There are studies by very credible economists of both political parties, which I have written about in detail, that show that tax cuts and increases have a multiplier of as much as three as to their effects (Romer, as an example). An average estimate would give you something like a multiplier of two.

I have read no studies based on actual statistics (and not some untested theory) that suggests that taxes have a neutral effect. To suggest taxes have no effect on the economy makes for good sound bites, and is nice in theory, but the studies of actual statistics simply do not support that idea. Increasing the taxes on the rich may be "fair," but it is not GDP-neutral.

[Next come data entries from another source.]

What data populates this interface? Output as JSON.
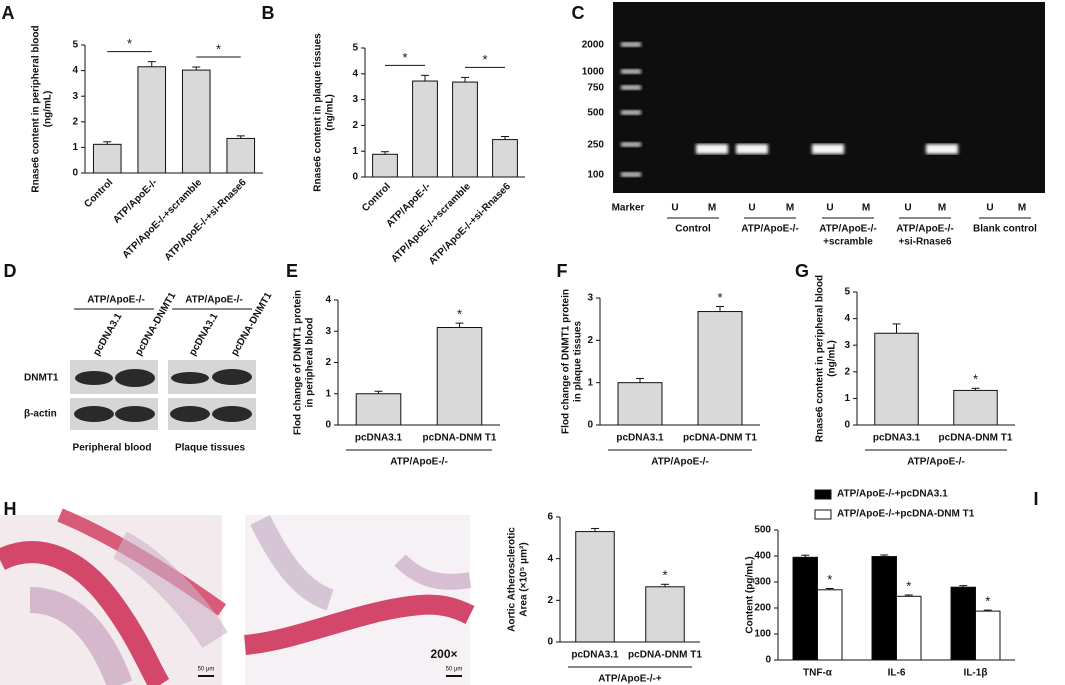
{
  "chart_data": [
    {
      "type": "bar",
      "label": "A",
      "ylabel": [
        "Rnase6 content in peripheral blood",
        "(ng/mL)"
      ],
      "categories": [
        "Control",
        "ATP/ApoE-/-",
        "ATP/ApoE-/-+scramble",
        "ATP/ApoE-/-+si-Rnase6"
      ],
      "values": [
        1.12,
        4.15,
        4.02,
        1.35
      ],
      "errors": [
        0.1,
        0.2,
        0.12,
        0.1
      ],
      "color": "#d9d9d9",
      "ylim": [
        0,
        5
      ],
      "yticks": [
        0,
        1,
        2,
        3,
        4,
        5
      ],
      "brackets": [
        {
          "text": "*"
        },
        {
          "text": "*"
        }
      ]
    },
    {
      "type": "bar",
      "label": "B",
      "ylabel": [
        "Rnase6 content in plaque tissues",
        "(ng/mL)"
      ],
      "categories": [
        "Control",
        "ATP/ApoE-/-",
        "ATP/ApoE-/-+scramble",
        "ATP/ApoE-/-+si-Rnase6"
      ],
      "values": [
        0.88,
        3.72,
        3.68,
        1.45
      ],
      "errors": [
        0.1,
        0.22,
        0.18,
        0.12
      ],
      "color": "#d9d9d9",
      "ylim": [
        0,
        5
      ],
      "yticks": [
        0,
        1,
        2,
        3,
        4,
        5
      ],
      "brackets": [
        {
          "text": "*"
        },
        {
          "text": "*"
        }
      ]
    },
    {
      "type": "bar",
      "label": "E",
      "ylabel": [
        "Flod change of DNMT1 protein",
        "in peripheral blood"
      ],
      "categories": [
        "pcDNA3.1",
        "pcDNA-DNM T1"
      ],
      "values": [
        1.0,
        3.12
      ],
      "errors": [
        0.08,
        0.14
      ],
      "stars": [
        null,
        "*"
      ],
      "group": "ATP/ApoE-/-",
      "color": "#d9d9d9",
      "ylim": [
        0,
        4
      ],
      "yticks": [
        0,
        1,
        2,
        3,
        4
      ]
    },
    {
      "type": "bar",
      "label": "F",
      "ylabel": [
        "Flod change of DNMT1 protein",
        "in plaque tissues"
      ],
      "categories": [
        "pcDNA3.1",
        "pcDNA-DNM T1"
      ],
      "values": [
        1.0,
        2.68
      ],
      "errors": [
        0.1,
        0.12
      ],
      "stars": [
        null,
        "*"
      ],
      "group": "ATP/ApoE-/-",
      "color": "#d9d9d9",
      "ylim": [
        0,
        3
      ],
      "yticks": [
        0,
        1,
        2,
        3
      ]
    },
    {
      "type": "bar",
      "label": "G",
      "ylabel": [
        "Rnase6 content in peripheral blood",
        "(ng/mL)"
      ],
      "categories": [
        "pcDNA3.1",
        "pcDNA-DNM T1"
      ],
      "values": [
        3.45,
        1.3
      ],
      "errors": [
        0.35,
        0.08
      ],
      "stars": [
        null,
        "*"
      ],
      "group": "ATP/ApoE-/-",
      "color": "#d9d9d9",
      "ylim": [
        0,
        5
      ],
      "yticks": [
        0,
        1,
        2,
        3,
        4,
        5
      ]
    },
    {
      "type": "bar",
      "ylabel": [
        "Aortic Atherosclerotic",
        "Area (×10⁵ μm²)"
      ],
      "categories": [
        "pcDNA3.1",
        "pcDNA-DNM T1"
      ],
      "values": [
        5.3,
        2.65
      ],
      "errors": [
        0.15,
        0.12
      ],
      "stars": [
        null,
        "*"
      ],
      "group": "ATP/ApoE-/-+",
      "color": "#d9d9d9",
      "ylim": [
        0,
        6
      ],
      "yticks": [
        0,
        2,
        4,
        6
      ]
    },
    {
      "type": "bar",
      "label": "I",
      "ylabel": [
        "Content (pg/mL)"
      ],
      "categories": [
        "TNF-α",
        "IL-6",
        "IL-1β"
      ],
      "series": [
        {
          "name": "ATP/ApoE-/-+pcDNA3.1",
          "color": "#000000",
          "values": [
            395,
            398,
            280
          ],
          "errors": [
            8,
            6,
            6
          ]
        },
        {
          "name": "ATP/ApoE-/-+pcDNA-DNM T1",
          "color": "#ffffff",
          "values": [
            270,
            245,
            188
          ],
          "errors": [
            5,
            5,
            4
          ],
          "stars": [
            "*",
            "*",
            "*"
          ]
        }
      ],
      "ylim": [
        0,
        500
      ],
      "yticks": [
        0,
        100,
        200,
        300,
        400,
        500
      ]
    }
  ],
  "gel": {
    "label": "C",
    "markers": [
      2000,
      1000,
      750,
      500,
      250,
      100
    ],
    "lanes": [
      "Marker",
      "U",
      "M",
      "U",
      "M",
      "U",
      "M",
      "U",
      "M",
      "U",
      "M"
    ],
    "groups": [
      [
        "Control"
      ],
      [
        "ATP/ApoE-/-"
      ],
      [
        "ATP/ApoE-/-",
        "+scramble"
      ],
      [
        "ATP/ApoE-/-",
        "+si-Rnase6"
      ],
      [
        "Blank control"
      ]
    ]
  },
  "western_blot": {
    "label": "D",
    "groups": [
      "ATP/ApoE-/-",
      "ATP/ApoE-/-"
    ],
    "lanes": [
      "pcDNA3.1",
      "pcDNA-DNMT1",
      "pcDNA3.1",
      "pcDNA-DNMT1"
    ],
    "proteins": [
      "DNMT1",
      "β-actin"
    ],
    "tissues": [
      "Peripheral blood",
      "Plaque tissues"
    ]
  },
  "histology": {
    "label": "H",
    "magnification": "200×",
    "scale_bars": [
      "50 μm",
      "50 μm"
    ]
  }
}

Kennedy, Reagan, and Bush cut taxes, and the economy grew and more taxes were collected in total within a few years. But we are no longer able to cut marginal income tax rates and borrow to pay the deficit, waiting for growth to happen to make the cuts "pay for themselves."

We have simply borrowed too much. We are close to the limit. We must find other options.

Some taxes appear to have less effect on economic growth, although I cannot argue that we have enough data points or serious academic studies to prove it. Reagan cut marginal income tax rates in 1986, but paid for it by getting rid of numerous tax deductions, so the overall affect was revenue-neutral. But the economy sure did grow after that.

People (at least US citizens) clearly adjust their spending, investments, and incomes in response to marginal income tax rates. I am not arguing "fair share" or the morality of income distribution, simply observing a fact.

The principle is if you want more of something, then lower the taxes on whatever it is, and vice versa. If you want to increase overall national income (again, not talking about the fairness or how it is distributed), then tax it less.

This idea is not radical. Rather, it is well accepted by nearly all political types. Congress (both parties) has passed more than 3,000 laws giving tax breaks to encourage certain types of economic behavior they deem to be good. Mortgage interest-rate deductions, charitable deductions, tax breaks for married couples and children, and so on down to very minor and industry-specific breaks. They all assume that taxes affect behavior.

Some level of government spending is necessary, although what is necessary by one person's lights may be seen as a waste by another. But governments should provide for the common need what a free market would not do. Defense, as an example.

Is health care a common right? A majority of voters certainly think so. Education? Roads? Regulations on certain industries? Again, a serious majority of voters think so.

One might argue for something less, and certainly Ron Paul does so rather well—with a growing following over the years I have known him. But such a vision is not politically feasible in the next four years.